When you get out of the water there is still no news of beheadings. Tomorrow you’ll stop thinking about beheadings altogether. Why did you start thinking about them in the first place? Were you imagining there was something you could do about them? Some way to tell the beheaders to stop their insane behavior immediately? No, they wouldn’t listen to you – scumbag infidel. In their eyes you are simply another head waiting to be lopped off with a scimitar. You feel bad for those that have lost their heads in the name of Allah, and you’re certain those responsible will pay some day. But you are powerless. You must entrust your heartache to the leaders of the free world, knowing they must, they must – how could they not - share your heartache. They must feel a compelling need to do something about it. Yes, they must. But you? What good does it do you to think about beheadings when there are waves to ride, tequila to drink, beautiful women to love, chile rellenos to eat, more tequila to drink. You’ve awakened entirely elsewhere.

Later, back in the states, you may wonder what happened to your sense of global responsibility. You may ask yourself why you still read the papers, and that it would be far better to write them than to read them. There would be no beheadings in your newspaper. But will you cancel your subscription to the NY Times, as you had when you were elsewhere?

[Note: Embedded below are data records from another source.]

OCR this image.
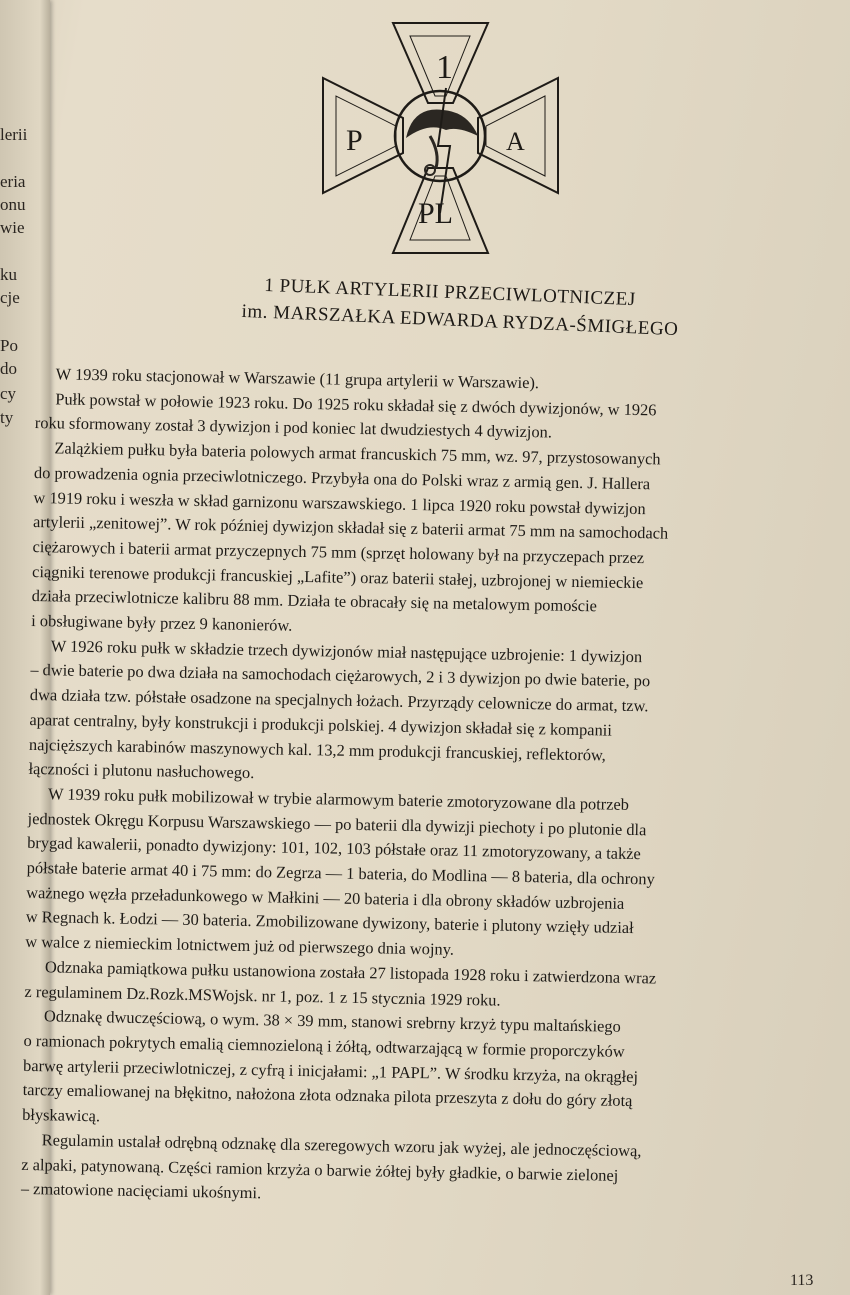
lerii
eria
onu
wie
ku
cje
Po
do
cy
ty
1
P	A
PL
1 PUŁK ARTYLERII PRZECIWLOTNICZEJ
im. MARSZAŁKA EDWARDA RYDZA-ŚMIGŁEGO
W 1939 roku stacjonował w Warszawie (11 grupa artylerii w Warszawie).
Pułk powstał w połowie 1923 roku. Do 1925 roku składał się z dwóch dywizjonów, w 1926
roku sformowany został 3 dywizjon i pod koniec lat dwudziestych 4 dywizjon.
Zalążkiem pułku była bateria polowych armat francuskich 75 mm, wz. 97, przystosowanych
do prowadzenia ognia przeciwlotniczego. Przybyła ona do Polski wraz z armią gen. J. Hallera
w 1919 roku i weszła w skład garnizonu warszawskiego. 1 lipca 1920 roku powstał dywizjon
artylerii „zenitowej”. W rok później dywizjon składał się z baterii armat 75 mm na samochodach
ciężarowych i baterii armat przyczepnych 75 mm (sprzęt holowany był na przyczepach przez
ciągniki terenowe produkcji francuskiej „Lafite”) oraz baterii stałej, uzbrojonej w niemieckie
działa przeciwlotnicze kalibru 88 mm. Działa te obracały się na metalowym pomoście
i obsługiwane były przez 9 kanonierów.
W 1926 roku pułk w składzie trzech dywizjonów miał następujące uzbrojenie: 1 dywizjon
– dwie baterie po dwa działa na samochodach ciężarowych, 2 i 3 dywizjon po dwie baterie, po
dwa działa tzw. półstałe osadzone na specjalnych łożach. Przyrządy celownicze do armat, tzw.
aparat centralny, były konstrukcji i produkcji polskiej. 4 dywizjon składał się z kompanii
najcięższych karabinów maszynowych kal. 13,2 mm produkcji francuskiej, reflektorów,
łączności i plutonu nasłuchowego.
W 1939 roku pułk mobilizował w trybie alarmowym baterie zmotoryzowane dla potrzeb
jednostek Okręgu Korpusu Warszawskiego — po baterii dla dywizji piechoty i po plutonie dla
brygad kawalerii, ponadto dywizjony: 101, 102, 103 półstałe oraz 11 zmotoryzowany, a także
półstałe baterie armat 40 i 75 mm: do Zegrza — 1 bateria, do Modlina — 8 bateria, dla ochrony
ważnego węzła przeładunkowego w Małkini — 20 bateria i dla obrony składów uzbrojenia
w Regnach k. Łodzi — 30 bateria. Zmobilizowane dywizony, baterie i plutony wzięły udział
w walce z niemieckim lotnictwem już od pierwszego dnia wojny.
Odznaka pamiątkowa pułku ustanowiona została 27 listopada 1928 roku i zatwierdzona wraz
z regulaminem Dz.Rozk.MSWojsk. nr 1, poz. 1 z 15 stycznia 1929 roku.
Odznakę dwuczęściową, o wym. 38 × 39 mm, stanowi srebrny krzyż typu maltańskiego
o ramionach pokrytych emalią ciemnozieloną i żółtą, odtwarzającą w formie proporczyków
barwę artylerii przeciwlotniczej, z cyfrą i inicjałami: „1 PAPL”. W środku krzyża, na okrągłej
tarczy emaliowanej na błękitno, nałożona złota odznaka pilota przeszyta z dołu do góry złotą
błyskawicą.
Regulamin ustalał odrębną odznakę dla szeregowych wzoru jak wyżej, ale jednoczęściową,
z alpaki, patynowaną. Części ramion krzyża o barwie żółtej były gładkie, o barwie zielonej
– zmatowione nacięciami ukośnymi.
113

On the walk back to your casita you stop for a package of cacahuates japonesa, which your daughter loves to nibble on during the nightly domino game. Your wife prefers the pistachios. Halfway up Avenida de Ninos Heroes you spy Lucy napping under a banana tree. You give a whistle and her head pops up. “Do I know you?” she asks. Your heart hiccups and you think “but I thought we were…?” Later you’ll have enchiladas in mole sauce that will damn near give you an erection. You have never tasted such pure delight; you shiver with joy.


As you lay your head upon the pillow you notice that the birds are quiet. Only the distant sound of the waves, the faint drumbeat of Cuban band, the laughter of a dancing girl, the chuck chuck chuck of a tiny gecko on the wall, the gentle breathing of the beautiful woman beside you, your domino champ…that is all there is now. All you need. And when those Jub-Jub birds start firing up their claptrap gizmos at dawn between the rooster’s cry and the ka-kaw, ka-kaw of the jungle birds, you might think “ah, so here we are. Home at last.”